A fera sedenta de sangue foi atrás dele e sem a mata para lhe servir de proteção tornou-se um alvo fácil.
- Meu Deus, o que é aquilo? – gritou Orlando aterrorizado.
- Atira Orlando, atira!!! – gritou Bernabeu já desferindo o primeiro disparo.
Infelizmente esse disparo atingiu o pobre peão que foi arremessado para trás com o impacto do projétil. No meio da clareira iluminada pelo luar era possível ver a fera em detalhes: tinha o tamanho de um homem mas era mais robusta, peluda, com orelhas enormes saltando-lhe da cabeça e um focinho grande como o de um cão. O luar fazia com que suas garras e suas presas reluzissem como metal. Seu olhar era diabólico, transbordava ódio, raiva e selvageria.
Ela pareceu ficar desnorteada ao ver o corpo do peão baleado ao seus pés e cessou a correria olhando ao redor, confusa. Foi o instante em que Bernabeu e Orlando desferiram os disparos que lhe atingiram o peito.
A fera caiu no chão mas ainda teve forças para se levantar e, cambaleando, correr para o meio da mata.
Os peões que sobreviveram ao ataque já haviam fugido aterrorizados assim que a fera adentrara a clareira.

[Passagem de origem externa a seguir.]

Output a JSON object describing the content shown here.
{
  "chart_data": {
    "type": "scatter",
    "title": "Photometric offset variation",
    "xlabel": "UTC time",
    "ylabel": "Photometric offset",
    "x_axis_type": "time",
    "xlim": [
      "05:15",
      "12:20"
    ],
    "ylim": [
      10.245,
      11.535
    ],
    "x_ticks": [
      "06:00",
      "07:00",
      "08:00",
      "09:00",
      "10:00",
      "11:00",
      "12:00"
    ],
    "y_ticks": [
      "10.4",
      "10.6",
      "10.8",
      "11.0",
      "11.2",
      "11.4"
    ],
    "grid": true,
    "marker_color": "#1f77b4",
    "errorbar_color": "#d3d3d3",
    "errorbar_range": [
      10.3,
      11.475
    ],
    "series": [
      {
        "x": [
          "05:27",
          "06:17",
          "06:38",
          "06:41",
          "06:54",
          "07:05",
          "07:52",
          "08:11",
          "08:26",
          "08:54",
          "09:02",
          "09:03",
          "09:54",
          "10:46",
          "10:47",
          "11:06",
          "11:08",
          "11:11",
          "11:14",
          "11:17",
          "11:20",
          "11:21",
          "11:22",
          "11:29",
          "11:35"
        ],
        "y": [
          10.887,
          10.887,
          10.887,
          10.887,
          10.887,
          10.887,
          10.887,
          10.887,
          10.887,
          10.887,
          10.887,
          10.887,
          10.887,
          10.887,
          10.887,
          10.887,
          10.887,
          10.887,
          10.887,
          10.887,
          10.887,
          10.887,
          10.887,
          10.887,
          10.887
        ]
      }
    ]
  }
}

Agora só restavam Bernabeu e Orlando contra a fera.
Na ânsia de dar cabo da criatura eles corajosamente correram atrás dela embrenhando-se na mata.
- Me segue Orlando, vem comigo! – disse Bernabeu sem pestanejar.

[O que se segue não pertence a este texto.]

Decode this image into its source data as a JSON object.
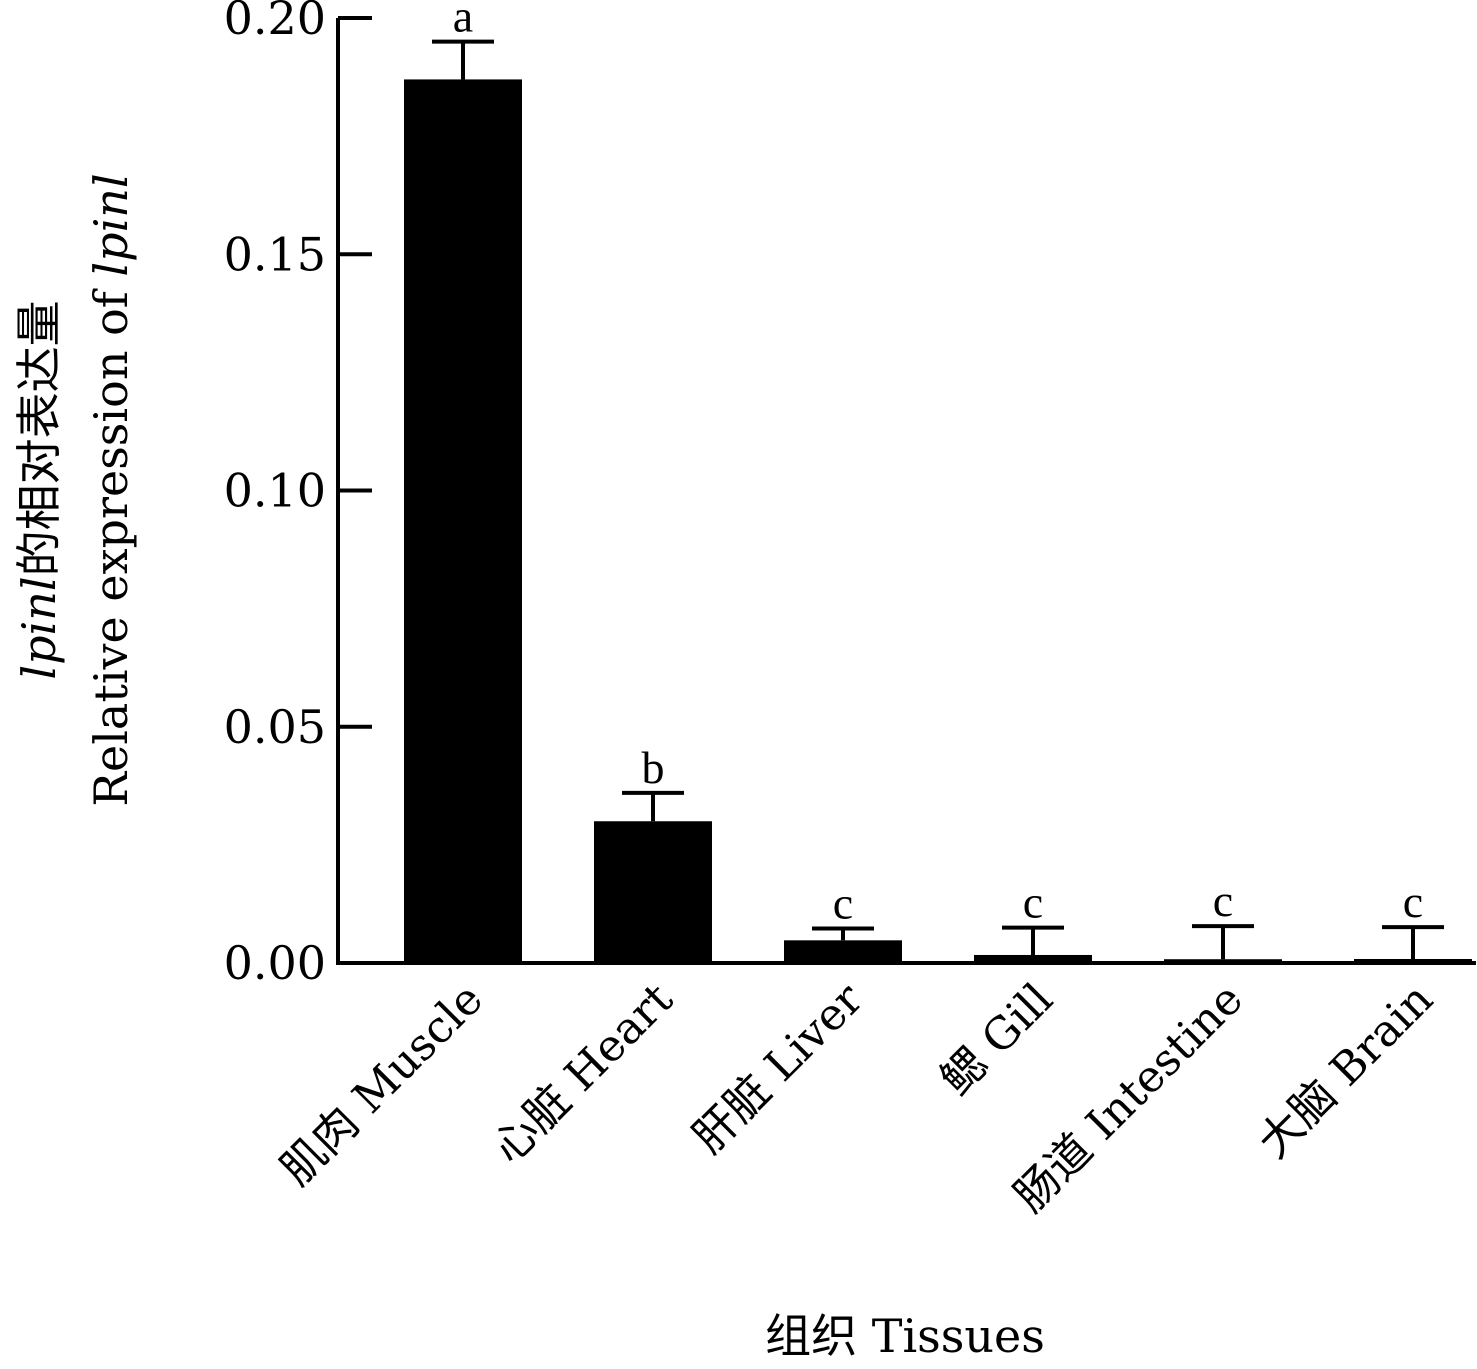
{
  "chart_data": {
    "type": "bar",
    "categories": [
      "肌肉 Muscle",
      "心脏 Heart",
      "肝脏 Liver",
      "鳃 Gill",
      "肠道 Intestine",
      "大脑 Brain"
    ],
    "values": [
      0.187,
      0.03,
      0.0048,
      0.0017,
      0.0008,
      0.0002
    ],
    "errors": [
      0.008,
      0.006,
      0.0025,
      0.0058,
      0.007,
      0.0074
    ],
    "significance": [
      "a",
      "b",
      "c",
      "c",
      "c",
      "c"
    ],
    "bar_color": "#000000",
    "ylim": [
      0,
      0.2
    ],
    "yticks": [
      "0.00",
      "0.05",
      "0.10",
      "0.15",
      "0.20"
    ],
    "ytick_values": [
      0,
      0.05,
      0.1,
      0.15,
      0.2
    ],
    "xlabel": "组织  Tissues",
    "ylabel_line1_italic": "lpinl",
    "ylabel_line1_rest": "的相对表达量",
    "ylabel_line2_prefix": "Relative expression of ",
    "ylabel_line2_italic": "lpinl",
    "grid": false,
    "legend": "none"
  }
}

A correria se deu por quase dois minutos até que Bernabeu estacionou, no que foi imitado pelo rapaz que o seguia.
Encostado à uma árvore a criatura agonizava, rosnando dolorosamente. Ela parecia já não ter a aparência tão animalesca como há alguns minutos atrás, parecia mais humana.
Bernabeu, apontando-lhe a arma, se aproximou lentamente. Os olhos arregalados pareciam não acreditar no que viam e logo eles se encheram de lágrimas.
Orlando parecia não entender o que estava acontecendo. Temia que a fera, mesmo ferida, partisse para cima deles a qualquer instante. Mas ele pareceu não acreditar no que seus olhos lhe revelavam.
Logo as armas se baixaram e os dois homens, chorando, se ajoelharam ao lado do homem que agonizava encostado à árvore.
Em meio à difícil respiração, engasgando com o sangue que lhe brotava da garganta, eles puderam ouvir as últimas palavras daquele homem que tombava morto:
- Eu lhe pedi para deixar a criatura em paz meu filho, por que não me obedeceu?